This week, I made salted caramel to smother between the layers of an oh so scrumptious chocolate cake. I’m making a birthday cake for my cousin’s 18th, aaaand yeah, of course I’ve designed the most decadent cake ever, I think it’s going to be reeeaallly tasty even if I do say so myself. But salted caramel is amazing on pancakes, ice-cream, or even just on it’s own! Of course, I wouldn’t be eating this too often, but for a weekend treat, or every once in a while, it’s blooming perfect.

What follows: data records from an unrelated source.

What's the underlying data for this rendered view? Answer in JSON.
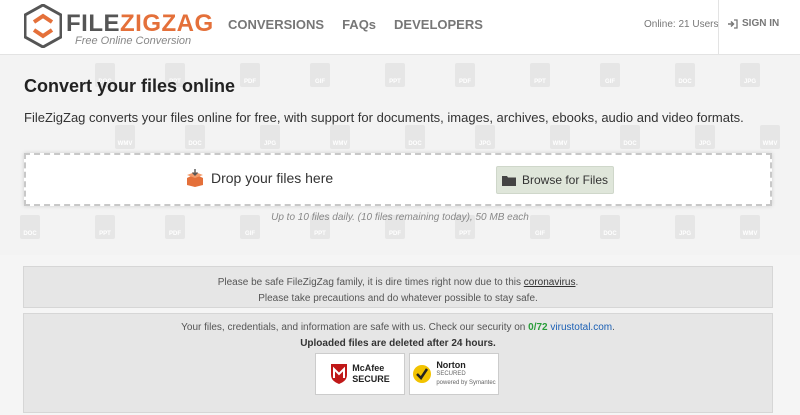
{
  "header": {
    "logo_main": "FILE",
    "logo_accent": "ZIGZAG",
    "logo_tagline": "Free Online Conversion",
    "nav": [
      {
        "label": "CONVERSIONS"
      },
      {
        "label": "FAQs"
      },
      {
        "label": "DEVELOPERS"
      }
    ],
    "online_text": "Online: 21 Users",
    "signin_label": "SIGN IN"
  },
  "hero": {
    "title": "Convert your files online",
    "intro": "FileZigZag converts your files online for free, with support for documents, images, archives, ebooks, audio and video formats.",
    "drop_label": "Drop your files here",
    "browse_label": "Browse for Files",
    "limit_text": "Up to 10 files daily. (10 files remaining today), 50 MB each",
    "background_icons": [
      "DOC",
      "PPT",
      "PDF",
      "GIF",
      "PPT",
      "PDF",
      "PPT",
      "GIF",
      "DOC",
      "JPG",
      "WMV",
      "DOC",
      "JPG",
      "WMV",
      "DOC",
      "JPG",
      "WMV",
      "DOC",
      "JPG",
      "WMV"
    ]
  },
  "notice_safety": {
    "line1_prefix": "Please be safe FileZigZag family, it is dire times right now due to this ",
    "line1_link": "coronavirus",
    "line1_suffix": ".",
    "line2": "Please take precautions and do whatever possible to stay safe."
  },
  "notice_security": {
    "line1_prefix": "Your files, credentials, and information are safe with us. Check our security on ",
    "vt_count": "0/72",
    "vt_link": "virustotal.com",
    "line1_suffix": ".",
    "line2": "Uploaded files are deleted after 24 hours.",
    "badge_mcafee_title": "McAfee",
    "badge_mcafee_sub": "SECURE",
    "badge_norton_title": "Norton",
    "badge_norton_sub": "SECURED",
    "badge_norton_small": "powered by Symantec"
  },
  "colors": {
    "brand_orange": "#e4703a",
    "success_green": "#2a9d3a",
    "link_blue": "#1a5fb4",
    "mcafee_red": "#c01818",
    "norton_yellow": "#f2c300"
  }
}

Here’s how you make it, it really is so simple…
You will need:
-220g Caster sugar
– 6 tbsp. Water
– 245ml Double cream
– A good pinch (to taste) of good quality sea salt
All you need to do is add the sugar and water to a pan, mix to combine, then place on a medium heat and watch it bubble, DO NOT be tempted to stir! Just leave it to do it’s delicious thing. It will gradually change from a transparent mixture, to a deep amber caramel, it should take about 5-8 minutes.
Once it’s a lovely amber colour, take off of the heat and immediately add the cream, mix whilst steadily pouring in the cream. Add the salt, I must admit I add quite a lot, but I taste it as I add.
And that’s it!! It’s really that simple.